Quartiles are statistical measures that divide a dataset into four equal parts, each containing 25% of the data points. They are used to summarize the distribution of a dataset and provide insights into its spread and central tendency. The three main quartiles are:

1. **First Quartile (Q1)**: Also known as the lower quartile, it represents the 25th percentile of the data. This means that 25% of the data points are below Q1, and 75% are above it.

2. **Second Quartile (Q2)**: Also known as the median, it represents the 50th percentile of the data.

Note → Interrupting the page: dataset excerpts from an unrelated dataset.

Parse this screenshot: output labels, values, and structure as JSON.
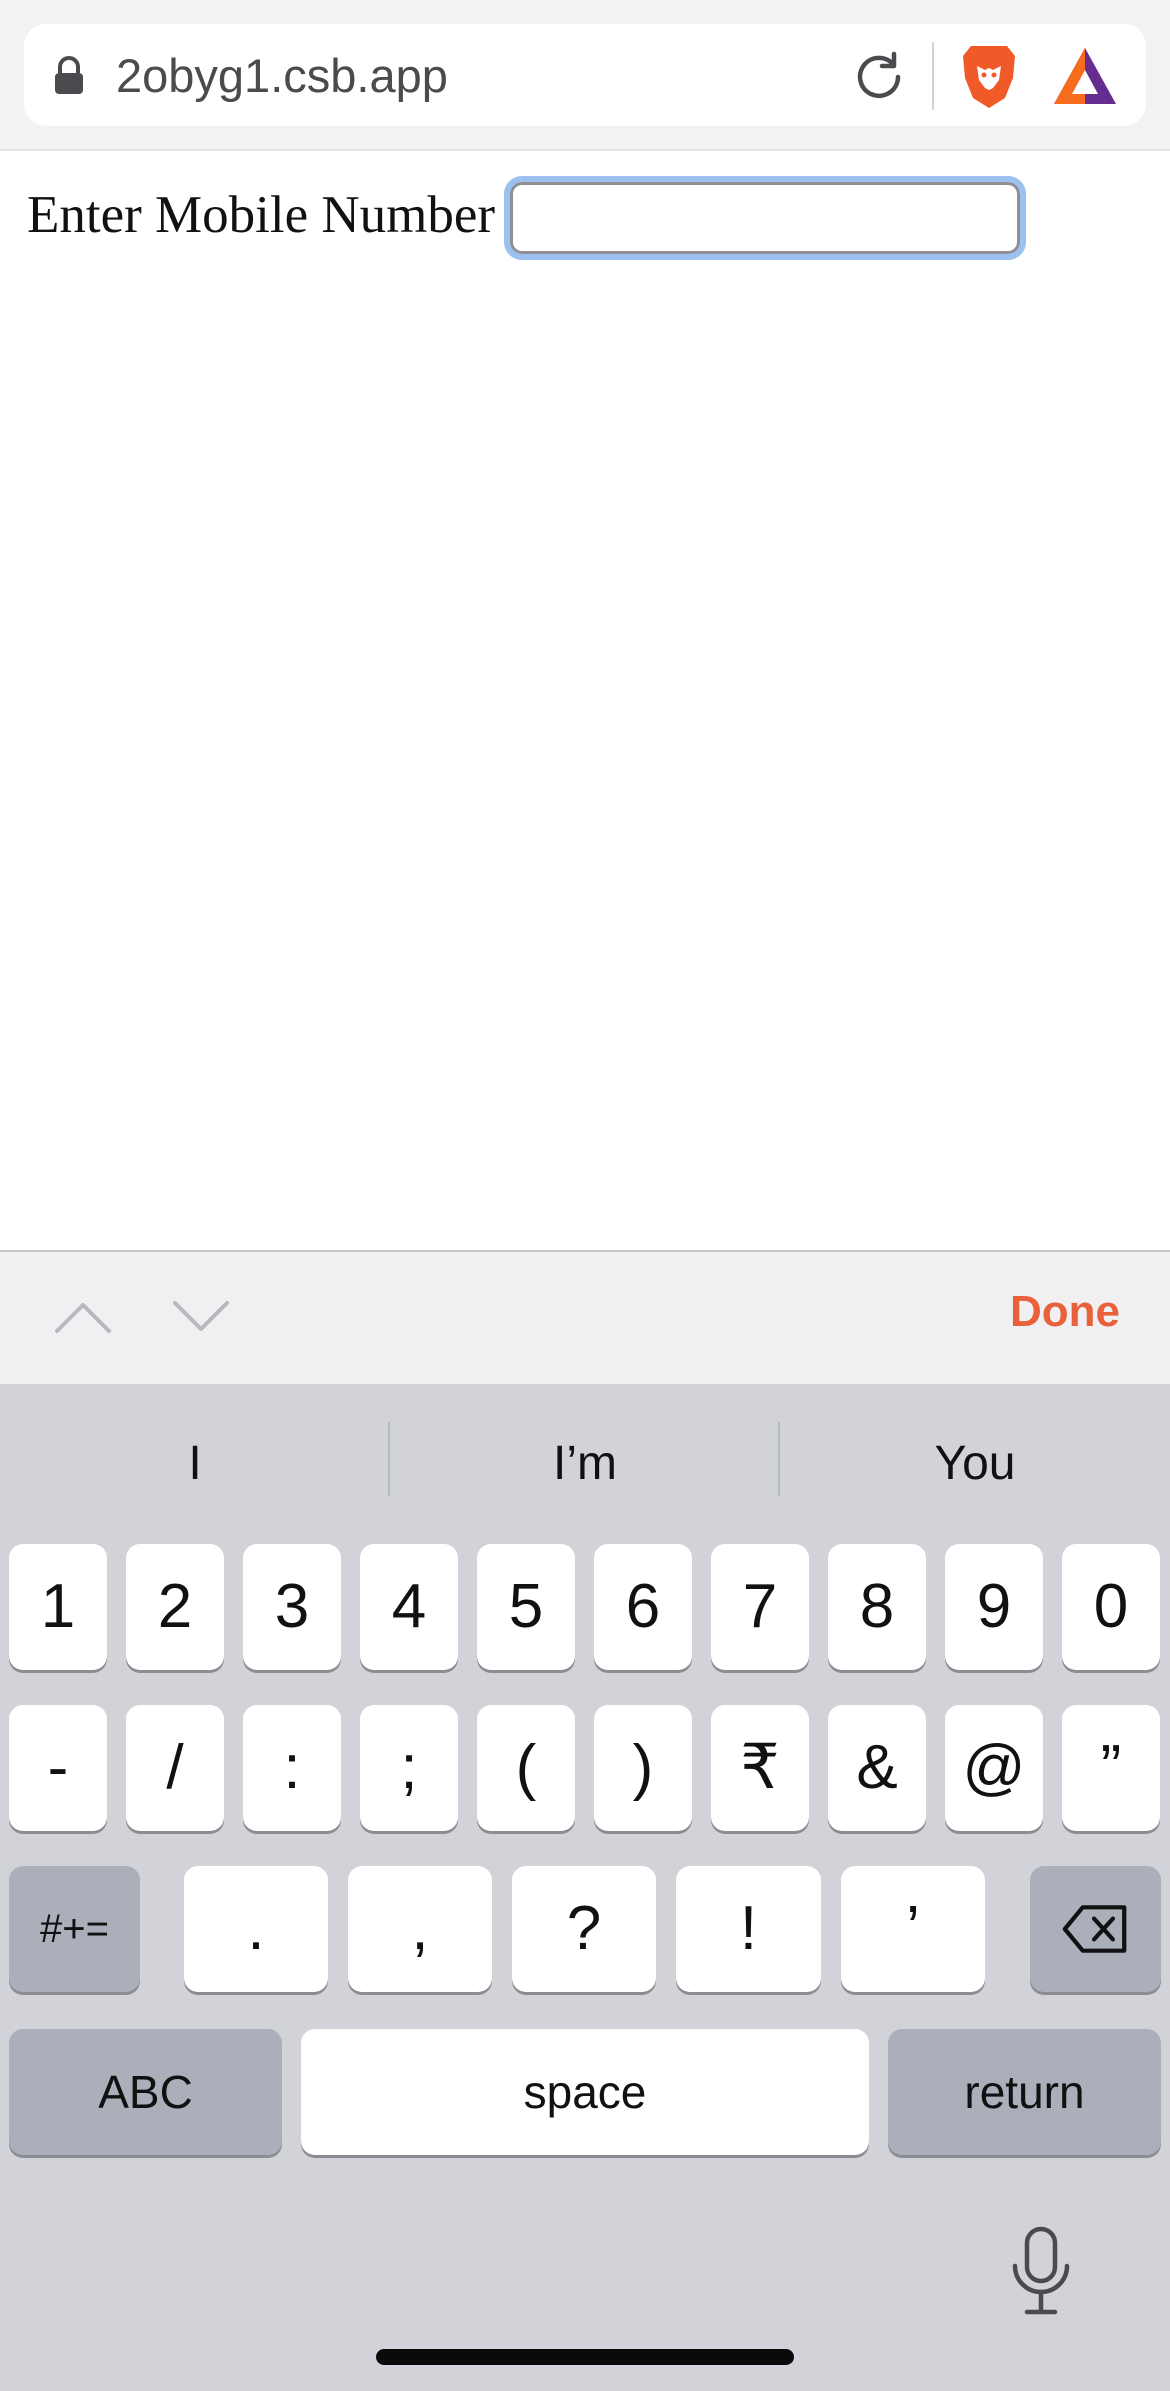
{
  "browser": {
    "url": "2obyg1.csb.app",
    "icons": [
      "lock-icon",
      "reload-icon",
      "brave-lion-icon",
      "bat-triangle-icon"
    ],
    "brand_colors": {
      "brave": "#f05a28",
      "bat_left": "#f76b1c",
      "bat_right": "#662d91"
    }
  },
  "page": {
    "field_label": "Enter Mobile Number",
    "field_value": ""
  },
  "accessory_bar": {
    "done_label": "Done",
    "done_color": "#e8613a",
    "icons": [
      "chevron-up-icon",
      "chevron-down-icon"
    ]
  },
  "keyboard": {
    "suggestions": [
      "I",
      "I’m",
      "You"
    ],
    "row1": [
      "1",
      "2",
      "3",
      "4",
      "5",
      "6",
      "7",
      "8",
      "9",
      "0"
    ],
    "row2": [
      "-",
      "/",
      ":",
      ";",
      "(",
      ")",
      "₹",
      "&",
      "@",
      "”"
    ],
    "row3_mode": "#+=",
    "row3": [
      ".",
      ",",
      "?",
      "!",
      "’"
    ],
    "row4": {
      "abc": "ABC",
      "space": "space",
      "return": "return"
    },
    "icons": [
      "backspace-icon",
      "microphone-icon"
    ]
  }
}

This is the middle value of the dataset, where 50% of the data points are below Q2, and 50% are above it.

3. **Third Quartile (Q3)**: Also known as the upper quartile, it represents the 75th percentile of the data. This means that 75% of the data points are below Q3, and 25% are above it.

### Interquartile Range (IQR)

The **Interquartile Range (IQR)** is a measure of dispersion that represents the range of the middle 50% of the data. It is calculated as:
\[
\text{IQR} = Q3 - Q1
\]

The IQR is useful for identifying outliers, as data points that fall below \( Q1 - 1.5 \times \text{IQR} \) or above \( Q3 + 1.5 \times \text{IQR} \) are often considered outliers.

### Example

For the dataset in the variable `df`, the quartiles can be calculated for numerical columns like `price_usd` or `odometer_value`. For instance:

- **Q1**: The value below which 25% of the car prices fall.
- **Q2 (Median)**: The middle value of the car prices.
- **Q3**: The value below which 75% of the car prices fall.

These quartiles provide a deeper understanding of the distribution of car prices or other numerical features in the dataset.